Comparing normal and tumor tissues in the laboratory, Warburg showed that cancer cells are different because they make energy through a fermentation process in which sugar (glucose) converts into cellular energy without using oxygen as normal cells do. The cancer cell's less-efficient metabolic method, called glycolysis, sometimes kicks in under stressful conditions, such as long-distance running, in healthy people.
But the so-called "Warburg hypothesis" of cancer fell by the wayside; among other things, Warburg couldn't explain how cancer cells gained an advantage through glycolysis. The modern model of cancer blames the disease on damaged genes, not a metabolic defect, and most scientists today believe the latter is a result of cancer, not its trigger. One modern cancer diagnostic tool, though, exploits the metabolic difference in cancer cells. Positron emission tomography (PET) scanning detects active cancer cells in the body by their voracious appetite for glucose.

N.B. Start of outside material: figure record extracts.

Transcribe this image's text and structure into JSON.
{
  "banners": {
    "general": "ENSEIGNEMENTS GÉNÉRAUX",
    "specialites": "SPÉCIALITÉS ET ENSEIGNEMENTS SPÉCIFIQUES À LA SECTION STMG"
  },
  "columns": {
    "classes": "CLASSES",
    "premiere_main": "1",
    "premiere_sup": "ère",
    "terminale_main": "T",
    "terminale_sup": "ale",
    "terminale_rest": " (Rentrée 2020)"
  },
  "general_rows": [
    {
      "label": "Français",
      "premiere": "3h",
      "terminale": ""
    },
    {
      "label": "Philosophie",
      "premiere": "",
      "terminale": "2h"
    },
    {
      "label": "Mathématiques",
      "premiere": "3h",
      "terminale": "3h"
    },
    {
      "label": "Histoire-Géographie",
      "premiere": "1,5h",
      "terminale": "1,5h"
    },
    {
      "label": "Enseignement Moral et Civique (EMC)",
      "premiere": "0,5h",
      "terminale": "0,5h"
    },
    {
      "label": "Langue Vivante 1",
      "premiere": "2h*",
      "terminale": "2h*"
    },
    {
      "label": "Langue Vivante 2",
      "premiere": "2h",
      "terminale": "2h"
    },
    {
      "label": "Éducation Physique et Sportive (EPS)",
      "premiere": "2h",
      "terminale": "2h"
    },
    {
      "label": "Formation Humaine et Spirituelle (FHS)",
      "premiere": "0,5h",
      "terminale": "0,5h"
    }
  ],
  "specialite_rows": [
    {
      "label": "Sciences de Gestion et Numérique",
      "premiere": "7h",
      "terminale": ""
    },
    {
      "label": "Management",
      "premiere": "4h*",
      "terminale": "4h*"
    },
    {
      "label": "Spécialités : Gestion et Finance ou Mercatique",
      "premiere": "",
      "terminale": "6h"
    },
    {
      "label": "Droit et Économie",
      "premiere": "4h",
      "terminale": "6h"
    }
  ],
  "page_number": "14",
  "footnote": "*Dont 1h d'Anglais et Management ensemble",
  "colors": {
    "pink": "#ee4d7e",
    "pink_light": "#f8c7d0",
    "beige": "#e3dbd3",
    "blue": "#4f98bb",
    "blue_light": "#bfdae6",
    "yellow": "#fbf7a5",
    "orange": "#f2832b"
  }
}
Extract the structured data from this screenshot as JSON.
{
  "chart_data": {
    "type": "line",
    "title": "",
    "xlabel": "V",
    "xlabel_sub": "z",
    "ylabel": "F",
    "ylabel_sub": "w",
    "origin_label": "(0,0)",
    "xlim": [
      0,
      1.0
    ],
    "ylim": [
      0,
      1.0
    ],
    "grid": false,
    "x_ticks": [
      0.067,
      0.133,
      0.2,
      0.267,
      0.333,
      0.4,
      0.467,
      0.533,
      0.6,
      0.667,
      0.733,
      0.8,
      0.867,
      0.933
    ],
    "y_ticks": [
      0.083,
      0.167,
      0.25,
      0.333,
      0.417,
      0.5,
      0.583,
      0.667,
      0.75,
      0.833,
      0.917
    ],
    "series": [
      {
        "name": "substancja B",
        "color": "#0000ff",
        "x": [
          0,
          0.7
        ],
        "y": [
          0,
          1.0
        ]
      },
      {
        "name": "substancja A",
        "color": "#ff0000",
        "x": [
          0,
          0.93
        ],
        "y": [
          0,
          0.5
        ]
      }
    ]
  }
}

This was not the story's end, however. In the past decade, scientists have discovered unexpected connections between cancer genes and energy metabolism. Dana-Farber researcher Nika Danial, PhD, for example, has found an intimate link between glycolysis, the metabolic pathway that cancer cells use to make energy, and proteins that allow cancer cells to escape apoptosis – the normal self-destruct mechanism that eliminates damaged cells.
"Metabolism started creeping back in vogue in the 1990s," explains Matthew Vander Heiden, MD, PhD, an instructor in the genitourinary oncology group at Dana-Farber and a postdoctoral researcher working with Lewis Cantley, PhD, at Beth Israel Deaconess Medical Center.
Work by Vander Heiden and a graduate student in the Cantley lab has recently uncovered a previously unknown "switch" that, when activated by growth signals, turns on glycolysis in cancer cells. "There are two forms of a protein called pyruvate kinase – an embryonic version and an adult version," says Vander Heiden. Cancer cells use the embryonic form, which can be regulated by these growth signals to activate their abnormal way of making energy through glycolysis.
"I think this might be the key to discovering what selective advantage the Warburg effect gives to cancer cells," Vander Heiden adds. Because the pyruvate kinase step is specific to cancer cells, he and his colleagues are exploring the use of chemical inhibitors to block it as a form of therapy.
"We haven't yet found any kind of tumor that doesn't have this altered metabolism," he points out, suggesting that the kinase-blocking strategy could be widely effective.